Same object, different root

Another easy way to make Merkle trees annoying is unstable serialization.

json
{"name":"lime","count":2}
{"count":2,"name":"lime"}

These two objects mean the exact same thing. But if you hash their raw bytes directly, they might not produce the same root. That's not a Merkle problem, that's an encoding problem.

Canonicalization matters way more than most "tree of hashes" explanations admit. If equivalent inputs don't collapse to equivalent bytes, your cache hit rate gets worse, your sync gets noisier, and your "incremental" system starts acting suspiciously full-rebuild-ish.

Trees explain it, DAGs pay the bills

A plain Merkle tree is fine for an explainer. But real systems usually want a Merkle DAG.

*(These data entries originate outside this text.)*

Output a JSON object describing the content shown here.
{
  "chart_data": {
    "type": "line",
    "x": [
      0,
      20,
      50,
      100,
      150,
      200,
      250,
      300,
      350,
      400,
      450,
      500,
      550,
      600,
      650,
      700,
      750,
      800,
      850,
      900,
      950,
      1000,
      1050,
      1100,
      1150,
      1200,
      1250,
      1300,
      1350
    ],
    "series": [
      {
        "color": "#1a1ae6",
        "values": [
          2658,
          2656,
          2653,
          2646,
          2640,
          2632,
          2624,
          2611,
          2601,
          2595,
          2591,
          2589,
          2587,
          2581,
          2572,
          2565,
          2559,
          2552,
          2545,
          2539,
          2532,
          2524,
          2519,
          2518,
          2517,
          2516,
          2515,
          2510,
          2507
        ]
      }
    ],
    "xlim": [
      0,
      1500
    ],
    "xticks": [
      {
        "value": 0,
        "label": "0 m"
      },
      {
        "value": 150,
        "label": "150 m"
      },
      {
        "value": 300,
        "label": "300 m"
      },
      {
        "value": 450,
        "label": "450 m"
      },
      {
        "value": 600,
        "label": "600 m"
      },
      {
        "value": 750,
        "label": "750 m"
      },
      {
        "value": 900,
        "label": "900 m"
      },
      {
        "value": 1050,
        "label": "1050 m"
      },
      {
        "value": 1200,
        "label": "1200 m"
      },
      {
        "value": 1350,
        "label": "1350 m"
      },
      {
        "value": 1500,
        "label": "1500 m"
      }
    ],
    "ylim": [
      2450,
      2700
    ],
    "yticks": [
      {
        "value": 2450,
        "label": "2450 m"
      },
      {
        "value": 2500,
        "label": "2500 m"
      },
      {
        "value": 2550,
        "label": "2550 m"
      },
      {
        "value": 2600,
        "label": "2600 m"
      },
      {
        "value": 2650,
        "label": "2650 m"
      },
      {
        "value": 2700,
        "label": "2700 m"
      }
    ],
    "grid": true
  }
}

If the same subtree appears twice, a tree stores it twice. A DAG interns it once and lets both parents point at it. That's a much better fit for chunk stores, build caches, package stores, and Git-style object graphs. If you look closely at something like IPFS and its UnixFS, files are actually stored as arbitrary-byte-sequence DAGs. The default chunking is 256kb (with a 2MB cap per block), meaning large files that share significant data don't actually duplicate storage space or transfer time.

There's nothing mystical going on here. The DAG just stops pretending repeated structure is new structure.

Some notes and thoughts

Chunking strategy matters more than most people expect. If the chunking is bad, your Merkle tree is bad.
Canonicalization is not optional if you want stable roots.
Domain separation is cheap. Do it.
Trees are great for explaining the concept. DAGs are what usually make the storage story pay rent.

That's the part I really like about Merkle trees. The math itself is simple. Most of the real behavior lives in the boring, practical implementation details.